Communications by design? Intersections of creative citizenship, community media and participatory design

Alevizou, Giota; Alexiou, Katerina; Greene, Catherine and Ramster, Gail (2013). Communications by design? Intersections of creative citizenship, community media and participatory design. In: Communication and the City: Voices, Spaces, Media, 14-15 Jun 2013, Leeds, UK.

URL: http://communicationandthecity.leeds.ac.uk/abstrac...

Abstract

Urban theory has undergone a veritable normative turn, registered in debates – and in prescriptive practices in architectural planning, collectively known as community-led, co- or participatory design. Such debates, and practices, are centred on issues around democratisation and the right of citizens to participate in, and collaborate over, the design of their built or physical environment and public services and to creatively contribute to social capital, economic sustainability and cultural well-being of neighbourhoods and local businesses. Responding to such turns, the centrality of media, and social media tools, is evident in localism policies across Europe, with the case of New Localism Bill in the UK proposing a new planning policy framework, promising to bring about reforms that will decentralise local governance, put forward grass-roots participation, and fuel the potential of digital creativity and economy.
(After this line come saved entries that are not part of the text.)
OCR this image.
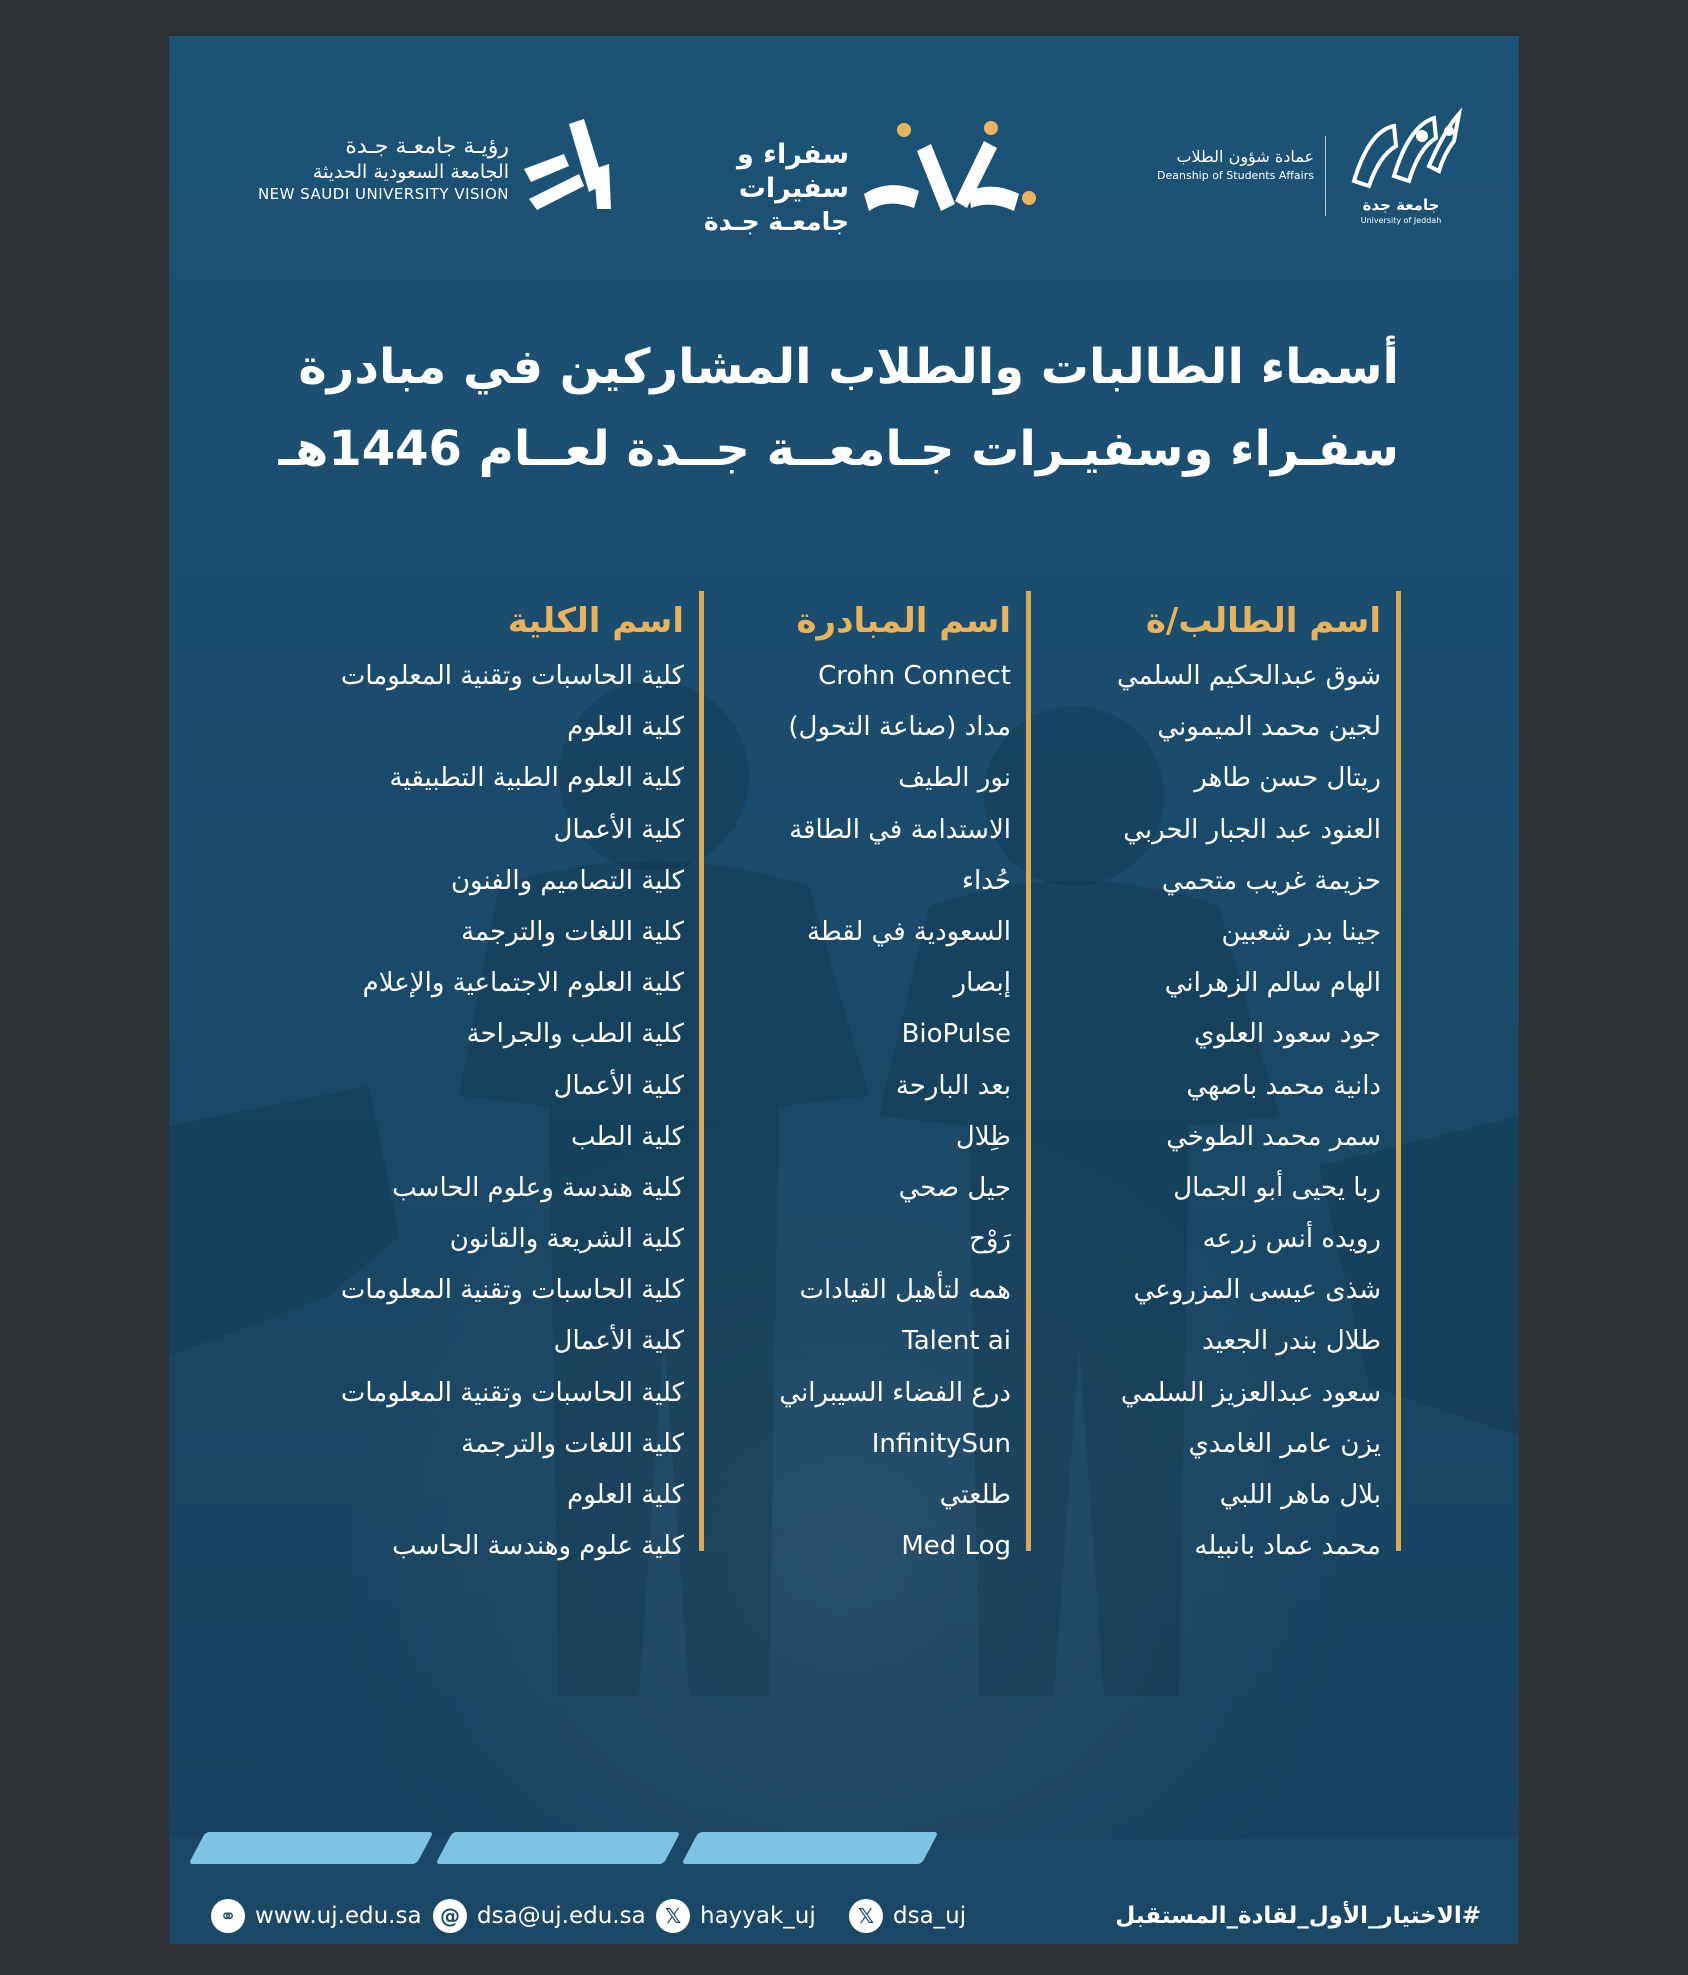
رؤيـة جامعـة جـدة
الجامعة السعودية الحديثة
NEW SAUDI UNIVERSITY VISION
سفراء و سفيرات
جامعـة جـدة
عمادة شؤون الطلاب
Deanship of Students Affairs
جامعة جدة
University of Jeddah
أسماء الطالبات والطلاب المشاركين في مبادرة
سفـراء وسفيـرات جـامعــة جــدة لعــام 1446هـ
اسم الطالب/ة
شوق عبدالحكيم السلمي
لجين محمد الميموني
ريتال حسن طاهر
العنود عبد الجبار الحربي
حزيمة غريب متحمي
جينا بدر شعبين
الهام سالم الزهراني
جود سعود العلوي
دانية محمد باصهي
سمر محمد الطوخي
ربا يحيى أبو الجمال
رويده أنس زرعه
شذى عيسى المزروعي
طلال بندر الجعيد
سعود عبدالعزيز السلمي
يزن عامر الغامدي
بلال ماهر اللبي
محمد عماد بانبيله
اسم المبادرة
Crohn Connect
مداد (صناعة التحول)
نور الطيف
الاستدامة في الطاقة
حُداء
السعودية في لقطة
إبصار
BioPulse
بعد البارحة
ظِلال
جيل صحي
رَوْح
همه لتأهيل القيادات
Talent ai
درع الفضاء السيبراني
InfinitySun
طلعتي
Med Log
اسم الكلية
كلية الحاسبات وتقنية المعلومات
كلية العلوم
كلية العلوم الطبية التطبيقية
كلية الأعمال
كلية التصاميم والفنون
كلية اللغات والترجمة
كلية العلوم الاجتماعية والإعلام
كلية الطب والجراحة
كلية الأعمال
كلية الطب
كلية هندسة وعلوم الحاسب
كلية الشريعة والقانون
كلية الحاسبات وتقنية المعلومات
كلية الأعمال
كلية الحاسبات وتقنية المعلومات
كلية اللغات والترجمة
كلية العلوم
كلية علوم وهندسة الحاسب
⚭ www.uj.edu.sa @ dsa@uj.edu.sa 𝕏 hayyak_uj	𝕏 dsa_uj	#الاختيار_الأول_لقادة_المستقبل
The question then is, what is the definition and value of community-led design, as this is understood and represented by different communities through the use of media and via mediated creativity and civic engagement. Drawing on focus groups with a variety of participants from London-based community projects, interviews with architecture professionals and content analysis of selected public media outputs, a number of insights will be presented: a) Social media and the internet present new tendencies towards way-finding, information sharing, as well as communication, visibility and communal story-telling and self-representation. Likewise, face-to-face interaction, private communication and ‘small- media’ (see Sreberny and Mohammadi, 1994; e.g. posters, leaflets, pamphlets, etc) are vital for raising awareness or advocacy, and, for mobilising volunteer support and further engagement, promoting thus the need for an analogue and digital mix in community media; b) Participatory or community-led design projects surface a renewed impulse for the ‘articulation’ and mediation of issues, values and tensions that may represent the make-up of local communities in cities. Participatory design may indeed present some coherent narrative to fuel activism, to facilitate creativity and peer support among locally based communities of interest, to enhance cultural value and shared memory, but also to bring people together with a shared sense of purpose and mutual benefit surrounding public spaces and services. Nonetheless, numerous tensions prevail, pertaining the development, governance and sustainability of communities and projects, civic engagement and effective social action, as well as media and participatory literacies.